Choose upskilling when:
- The role is evolving but not disappearing
- Employees are adopting new tools or processes
- You want to prepare high performers for advancement
Choose reskilling when:
- Roles are being eliminated or significantly transformed
- You want to retain talent but place them in different functions
- Automation is replacing certain job tasks
Build a frontline workforce ready to perform every shift
Upskilling and reskilling aren’t just HR initiatives—they’re operational imperatives. With 63% of employers identifying skill gaps as the biggest barrier to business transformation, frontline teams with the right skills are essential for consistent execution and better customer experiences.
The challenge is making skill development practical for workers who can’t step away from their jobs for extended training. Platforms that integrate training, communication, and task management help learning happen in the flow of work, not despite it.
See how Axonify helps frontline teams build skills while staying focused on what matters most.
FAQs about upskilling and reskilling
How long does it take to upskill or reskill an employee?
Timelines vary based on skill complexity and learning format. Incremental upskilling might take weeks, while comprehensive reskilling for a new role could require several months.
Who is responsible for upskilling and reskilling in an organization?
Responsibility is typically shared between L&D teams, HR, managers, and employees themselves. Leadership sets strategy while managers support day-to-day execution.
Which industries benefit most from upskilling and reskilling?
Retail, hospitality, healthcare, manufacturing, and logistics face particularly rapid change due to technology adoption and shifting customer expectations.
Can upskilling and reskilling programs reduce employee turnover?

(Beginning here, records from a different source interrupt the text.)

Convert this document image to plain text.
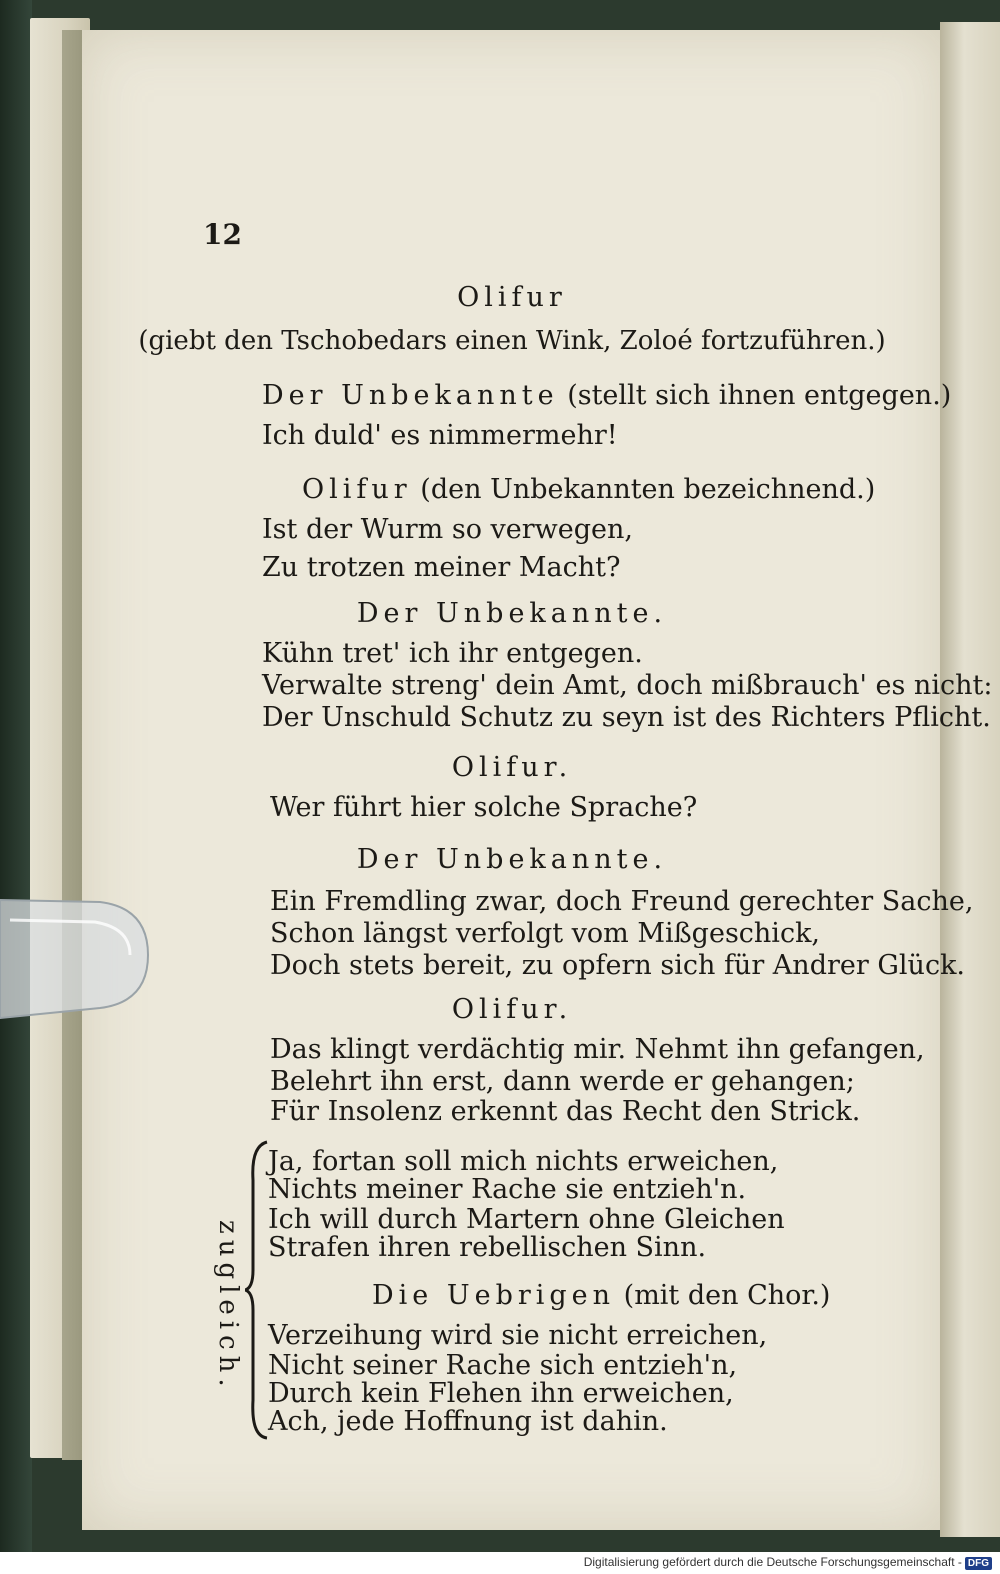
12
Olifur
(giebt den Tschobedars einen Wink, Zoloé fortzuführen.)
Der Unbekannte (stellt sich ihnen entgegen.)
Ich duld' es nimmermehr!
Olifur (den Unbekannten bezeichnend.)
Ist der Wurm so verwegen,
Zu trotzen meiner Macht?
Der Unbekannte.
Kühn tret' ich ihr entgegen.
Verwalte streng' dein Amt, doch mißbrauch' es nicht:
Der Unschuld Schutz zu seyn ist des Richters Pflicht.
Olifur.
Wer führt hier solche Sprache?
Der Unbekannte.
Ein Fremdling zwar, doch Freund gerechter Sache,
Schon längst verfolgt vom Mißgeschick,
Doch stets bereit, zu opfern sich für Andrer Glück.
Olifur.
Das klingt verdächtig mir. Nehmt ihn gefangen,
Belehrt ihn erst, dann werde er gehangen;
Für Insolenz erkennt das Recht den Strick.
zugleich.
Ja, fortan soll mich nichts erweichen,
Nichts meiner Rache sie entzieh'n.
Ich will durch Martern ohne Gleichen
Strafen ihren rebellischen Sinn.
Die Uebrigen (mit den Chor.)
Verzeihung wird sie nicht erreichen,
Nicht seiner Rache sich entzieh'n,
Durch kein Flehen ihn erweichen,
Ach, jede Hoffnung ist dahin.
Digitalisierung gefördert durch die Deutsche Forschungsgemeinschaft - DFG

Employees who see growth opportunities are more likely to stay. Investing in development signals that the organization values its people.
What is the difference between upskilling and cross-training?
Cross-training teaches employees to perform tasks outside their primary role for operational flexibility. Upskilling deepens expertise within a current role.
How can organizations get employee buy-in for upskilling and reskilling programs?
Buy-in improves when employees understand how new skills benefit their careers and when learning fits naturally into their workday rather than adding burden.